I potenziali casi d'uso includono swap atomici di token, conio di NFT abbinato a un'offerta, commissioni di piattaforma raggruppate e azioni coordinate su più account – a condizione che ogni account partecipante autorizzi l'intera raccolta. Ogni transazione interna eseguita con successo conserverebbe i propri metadati più un riferimento al batch genitore, una struttura pensata per ridurre l'infrastruttura di coordinamento esterno che le applicazioni attualmente necessitano per le azioni in più passaggi.

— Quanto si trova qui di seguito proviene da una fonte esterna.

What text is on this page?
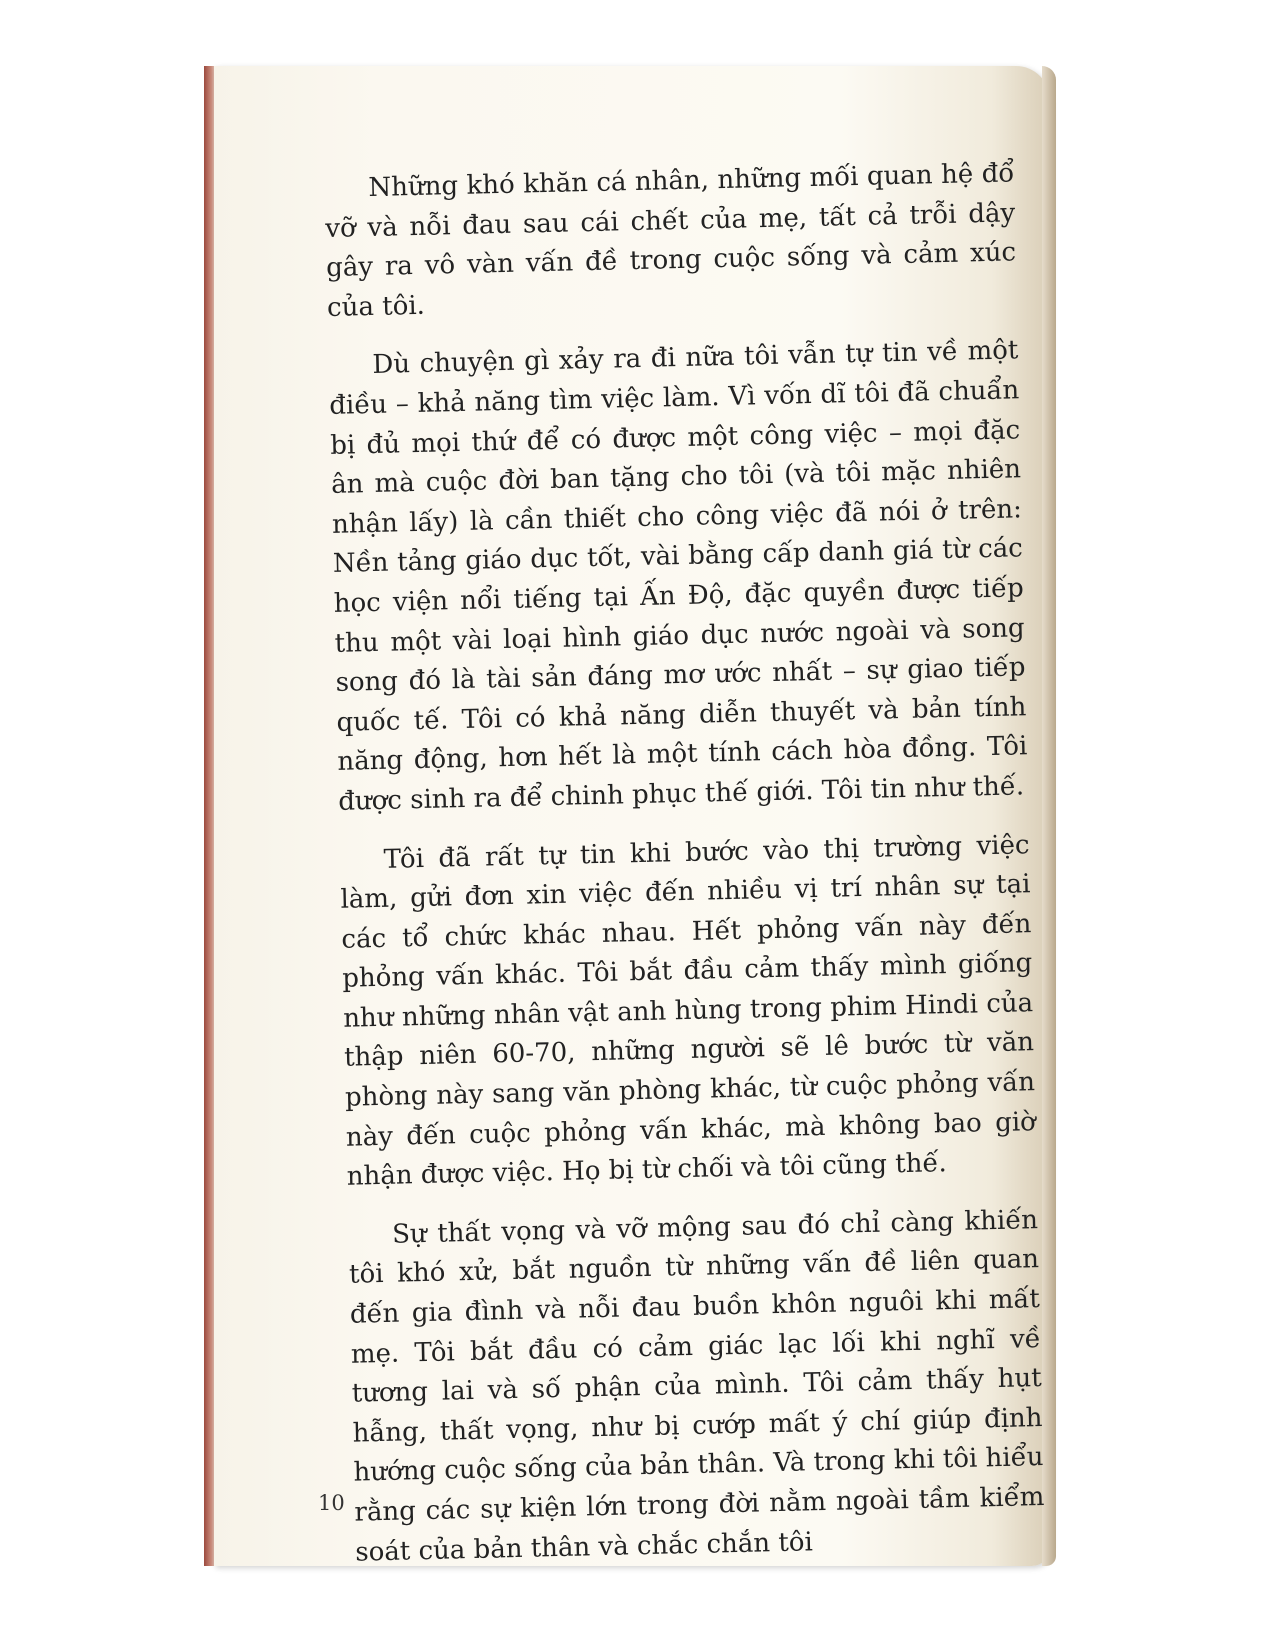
Những khó khăn cá nhân, những mối quan hệ đổ vỡ và nỗi đau sau cái chết của mẹ, tất cả trỗi dậy gây ra vô vàn vấn đề trong cuộc sống và cảm xúc của tôi.

Dù chuyện gì xảy ra đi nữa tôi vẫn tự tin về một điều – khả năng tìm việc làm. Vì vốn dĩ tôi đã chuẩn bị đủ mọi thứ để có được một công việc – mọi đặc ân mà cuộc đời ban tặng cho tôi (và tôi mặc nhiên nhận lấy) là cần thiết cho công việc đã nói ở trên: Nền tảng giáo dục tốt, vài bằng cấp danh giá từ các học viện nổi tiếng tại Ấn Độ, đặc quyền được tiếp thu một vài loại hình giáo dục nước ngoài và song song đó là tài sản đáng mơ ước nhất – sự giao tiếp quốc tế. Tôi có khả năng diễn thuyết và bản tính năng động, hơn hết là một tính cách hòa đồng. Tôi được sinh ra để chinh phục thế giới. Tôi tin như thế.

Tôi đã rất tự tin khi bước vào thị trường việc làm, gửi đơn xin việc đến nhiều vị trí nhân sự tại các tổ chức khác nhau. Hết phỏng vấn này đến phỏng vấn khác. Tôi bắt đầu cảm thấy mình giống như những nhân vật anh hùng trong phim Hindi của thập niên 60-70, những người sẽ lê bước từ văn phòng này sang văn phòng khác, từ cuộc phỏng vấn này đến cuộc phỏng vấn khác, mà không bao giờ nhận được việc. Họ bị từ chối và tôi cũng thế.

Sự thất vọng và vỡ mộng sau đó chỉ càng khiến tôi khó xử, bắt nguồn từ những vấn đề liên quan đến gia đình và nỗi đau buồn khôn nguôi khi mất mẹ. Tôi bắt đầu có cảm giác lạc lối khi nghĩ về tương lai và số phận của mình. Tôi cảm thấy hụt hẫng, thất vọng, như bị cướp mất ý chí giúp định hướng cuộc sống của bản thân. Và trong khi tôi hiểu rằng các sự kiện lớn trong đời nằm ngoài tầm kiểm soát của bản thân và chắc chắn tôi

10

Restano però capacità progettate e non risultati operativi. I guadagni di efficienza (e qualsiasi conseguente aumento dell'attività su casi d'uso come i settlement in RLUSD e i flussi di finanza tokenizzata su XRPL) dipendono sia dall'attivazione da parte dei validatori sia dal successivo supporto di wallet e SDK.

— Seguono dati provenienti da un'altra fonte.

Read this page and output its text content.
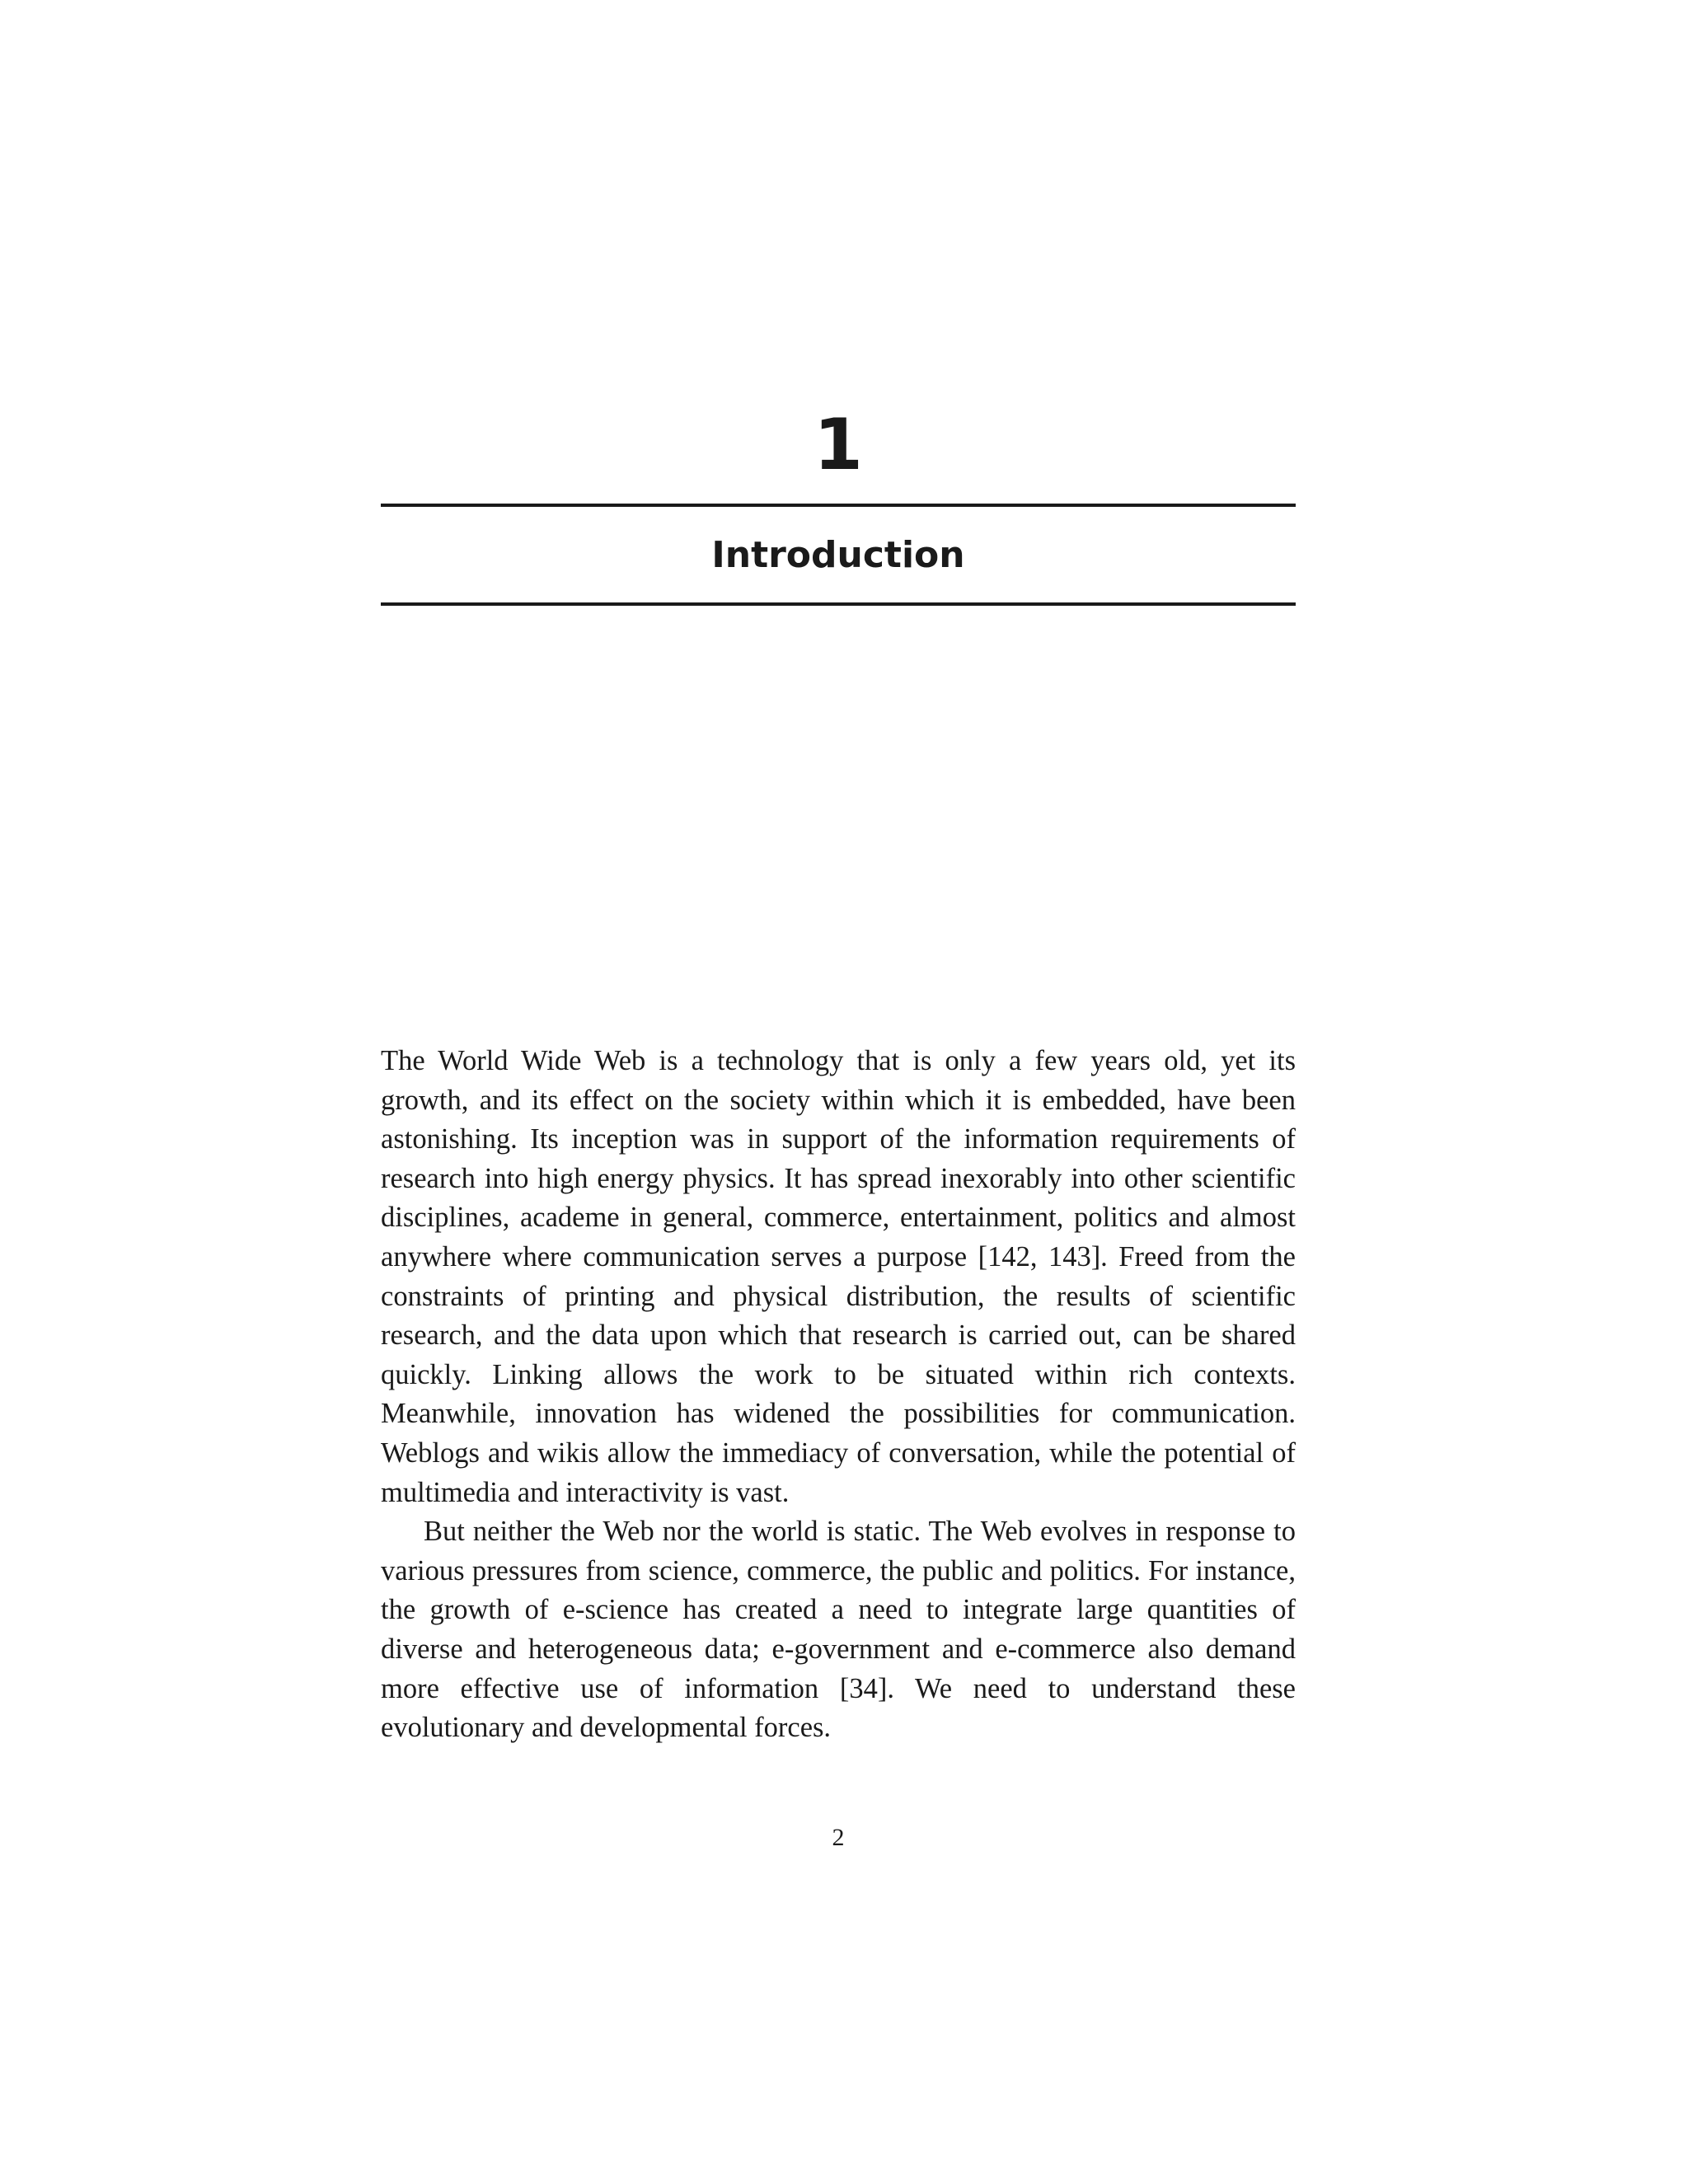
1
Introduction

The World Wide Web is a technology that is only a few years old, yet its growth, and its effect on the society within which it is embedded, have been astonishing. Its inception was in support of the information requirements of research into high energy physics. It has spread inexorably into other scientific disciplines, academe in general, commerce, entertainment, politics and almost anywhere where communication serves a purpose [142, 143]. Freed from the constraints of printing and physical distribution, the results of scientific research, and the data upon which that research is carried out, can be shared quickly. Linking allows the work to be situated within rich contexts. Meanwhile, innovation has widened the possibilities for communication. Weblogs and wikis allow the immediacy of conversation, while the potential of multimedia and interactivity is vast.

But neither the Web nor the world is static. The Web evolves in response to various pressures from science, commerce, the public and politics. For instance, the growth of e-science has created a need to integrate large quantities of diverse and heterogeneous data; e-government and e-commerce also demand more effective use of information [34]. We need to understand these evolutionary and developmental forces.

2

La storia di sicurezza dietro l'emendamento sostitutivo
BatchV1_1 non è il codice Batch originale: è una riscrittura. Gli sviluppatori hanno disattivato l'emendamento originale a febbraio 2026 dopo che Pranamya Keshkamat e lo strumento di sicurezza Apex di Cantina AI hanno identificato una grave falla nella logica di verifica dei firmatari del batch. Il bug avrebbe potuto consentire a un attaccante di saltare i controlli di autorizzazione per alcuni partecipanti e inviare transazioni non autorizzate dall'account di una vittima.
In modo cruciale, la versione vulnerabile non è mai stata attivata sulla mainnet, e XRPL Labs ha dichiarato che nessun fondo utente è stato messo a rischio. Rippled 3.1.1 ha marcato l'emendamento Batch originale come non supportato, e il suo sostituto elimina l'errore di uscita anticipata, aggiunge tutele di autorizzazione e restringe i controlli sui firmatari, con un audit indipendente che ha esaminato BatchV1_1 prima della sua inclusione nella 3.3.0.
Perché questa non è ancora un catalizzatore del prezzo di XRP
Questa notizia non ha prodotto un movimento di prezzo significativo, ed è improbabile che cambi finché il consenso resta al 68,57%. L'emendamento modifica le funzionalità transazionali del ledger, non le regole di offerta o emissione di XRP, quindi non presenta alcun diretto angolo di politica monetaria per i trader che valutano il potenziale breakout di XRP nel breve termine.
Qualsiasi incremento del volume di transazioni XRPL, dell'attività DeFi o della domanda di token legato a Batch resta prospettico, subordinato al superamento della supermaggiorità in fase di attivazione e poi all'effettiva integrazione della funzione da parte di wallet, exchange e protocolli DeFi. Fino ad allora, Batch funge da storia di infrastruttura più che da catalizzatore di valutazione confermato.
Il prossimo traguardo è una supermaggioranza di validatori sostenuta
Il prossimo punto di controllo confermato per i validatori XRPL è il superamento dell'80% di consenso. Solo dopo che ciò accadrà il ledger inizierà a registrare il periodo obbligatorio di 14 giorni di maggioranza continua. Il consenso deve rimanere sopra la soglia per l'intero periodo, altrimenti l'orologio si azzera.
Un'attivazione a fine settembre era matematicamente possibile alla fotografia dell'8 settembre, ma nulla è programmato. Gli operatori di nodo devono prima eseguire software che supporti BatchV1_1 prima di poter votare, e XRPL ha separatamente avvertito gli operatori Clio di aggiornare alla versione 2.8.0 affinché l'infrastruttura API possa elaborare i nuovi formati di transazione e di ledger se l'emendamento si attiva.